The composer Igor Stravinsky reportedly regarded the Double Concerto as a masterpiece. The composer Harrison Birtwistle similarly wrote of the piece:
I judge a lot of music by asking: "Would I like to have written it?" And with my favourite Carter pieces, I certainly would. I love the Double Concerto for piano, harpsichord and two chamber orchestras. There's nothing like it in music: the concept, the way it makes time and rhythm move, the instrumentation – that bloody harpsichord! Whether it's playable or not, I'm not sure, because it's so difficult. Along with Pierre Boulez's Le Marteau Sans Maître, the Double Concerto is one of the unique signposts of the 20th century.

The pianist Charles Rosen, who first performed the piano solo of the work, described the Double Concerto as "Carter's most brilliantly attractive and apparently most complex work." He added:
The history of the Double Concerto is one of a gradual but irregular progress of understanding, perception, and sympathy.
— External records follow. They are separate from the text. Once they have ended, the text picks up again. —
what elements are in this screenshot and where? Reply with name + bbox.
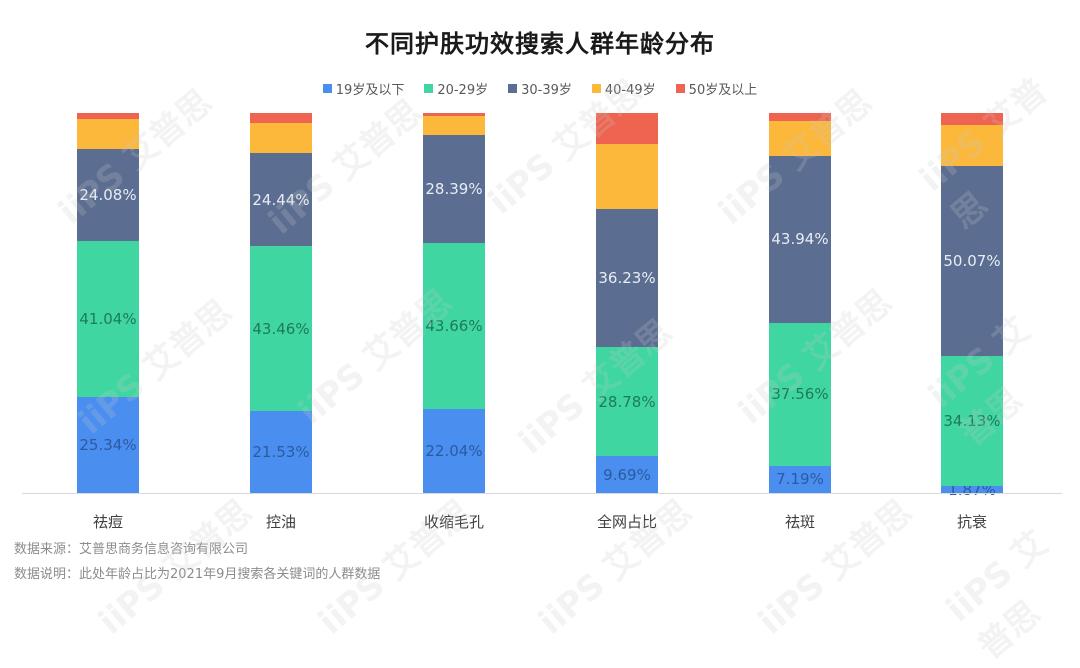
bar-segment: 34.13% [941,356,1003,486]
legend-label: 20-29岁 [437,83,489,98]
legend-item-20-29: 20-29岁 [424,79,488,98]
bar-segment: 43.94% [769,156,831,323]
legend-item-under-19: 19岁及以下 [322,79,405,98]
data-label: 28.39% [425,180,483,199]
data-label: 24.08% [79,186,137,205]
data-label: 22.04% [425,442,483,461]
legend-item-30-39: 30-39岁 [508,79,572,98]
data-label: 41.04% [79,309,137,328]
bar-segment: 7.19% [769,465,831,493]
x-axis-line [22,493,1062,494]
bar-segment [769,121,831,156]
legend-swatch-icon [322,84,332,93]
x-axis-category-label: 祛痘 [92,513,123,531]
x-axis-category-label: 控油 [265,513,296,531]
bar-segment [423,116,485,136]
bar-segment: 36.23% [596,209,658,347]
x-axis-category-label: 抗衰 [956,513,987,531]
data-label: 28.78% [598,392,656,411]
data-label: 34.13% [943,412,1001,431]
bar-segment [77,119,139,150]
bar-2: 22.04% 43.66% 28.39% [423,113,485,493]
data-label: 9.69% [603,465,651,484]
data-description-note: 数据说明：此处年龄占比为2021年9月搜索各关键词的人群数据 [14,567,381,582]
bar-segment [596,144,658,210]
bar-segment [250,122,312,154]
data-label: 24.44% [252,190,310,209]
bar-segment: 41.04% [77,240,139,397]
bar-segment: 21.53% [250,411,312,493]
legend-label: 40-49岁 [604,83,656,98]
data-label: 50.07% [943,252,1001,271]
bar-segment [423,113,485,117]
bar-3: 9.69% 28.78% 36.23% [596,113,658,493]
bar-5: 1.87% 34.13% 50.07% [941,113,1003,499]
bar-segment: 1.87% [941,481,1003,499]
chart-title: 不同护肤功效搜索人群年龄分布 [365,30,715,58]
bar-0: 25.34% 41.04% 24.08% [77,113,139,493]
legend-swatch-icon [591,84,601,93]
legend-label: 30-39岁 [521,83,572,98]
bar-segment: 28.39% [423,135,485,244]
bar-segment [769,113,831,122]
legend: 19岁及以下 20-29岁 30-39岁 40-49岁 50岁及以上 [0,79,1080,98]
legend-label: 19岁及以下 [335,83,405,98]
legend-item-40-49: 40-49岁 [591,79,656,98]
bar-segment: 9.69% [596,456,658,493]
data-label: 37.56% [771,385,829,404]
bar-segment: 43.46% [250,246,312,412]
bar-segment [941,125,1003,166]
data-label: 25.34% [79,435,137,454]
bar-segment: 28.78% [596,346,658,457]
bar-segment [250,113,312,123]
bar-segment: 24.08% [77,149,139,241]
bar-segment [596,113,658,145]
legend-label: 50岁及以上 [688,83,758,98]
data-label: 7.19% [776,470,824,489]
bar-segment: 25.34% [77,396,139,493]
bar-segment [941,113,1003,126]
data-label: 43.46% [252,319,310,338]
data-label: 36.23% [598,268,656,287]
bar-segment: 37.56% [769,322,831,466]
plot-area: 25.34% 41.04% 24.08% 21.53% 43.46% 24.44% 22.0… [22,113,1062,499]
bar-4: 7.19% 37.56% 43.94% [769,113,831,493]
watermark-logo: iiPS 艾普思 [938,523,1056,668]
x-axis-category-label: 祛斑 [784,513,815,531]
watermark-logo: iiPS 艾普思 [531,491,700,643]
watermark-logo: iiPS 艾普思 [751,491,920,643]
legend-swatch-icon [508,84,518,93]
x-axis-category-label: 收缩毛孔 [423,513,484,531]
data-label: 21.53% [252,443,310,462]
bar-segment: 50.07% [941,165,1003,357]
x-axis-category-label: 全网占比 [596,513,657,531]
legend-item-50-plus: 50岁及以上 [675,79,758,98]
bar-1: 21.53% 43.46% 24.44% [250,113,312,493]
legend-swatch-icon [424,84,434,93]
data-label: 43.66% [425,317,483,336]
bar-segment [77,113,139,120]
bar-segment: 22.04% [423,409,485,493]
data-label: 43.94% [771,230,829,249]
bar-segment: 24.44% [250,153,312,247]
legend-swatch-icon [675,84,685,93]
data-source-note: 数据来源：艾普思商务信息咨询有限公司 [14,542,249,557]
bar-segment: 43.66% [423,243,485,410]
When the work first appeared, there were hardly any performers who did not, at least secretly, regret the absence of the central pulse that made ensemble playing so much easier, just as those who saw the first cubist pictures must necessarily have felt—along with a liberated excitement—a curious anxiety at the loss of the central point of view destroyed by cubist fragmentation. A multiplicity of vision has become central to the artistic imagination of the twentieth century. Carter's is the richest and most coherent realization of this multiplicity in the music of our time. The simplicity and directness of his achievement, however, its permanence and its solidity, are only beginning to be felt.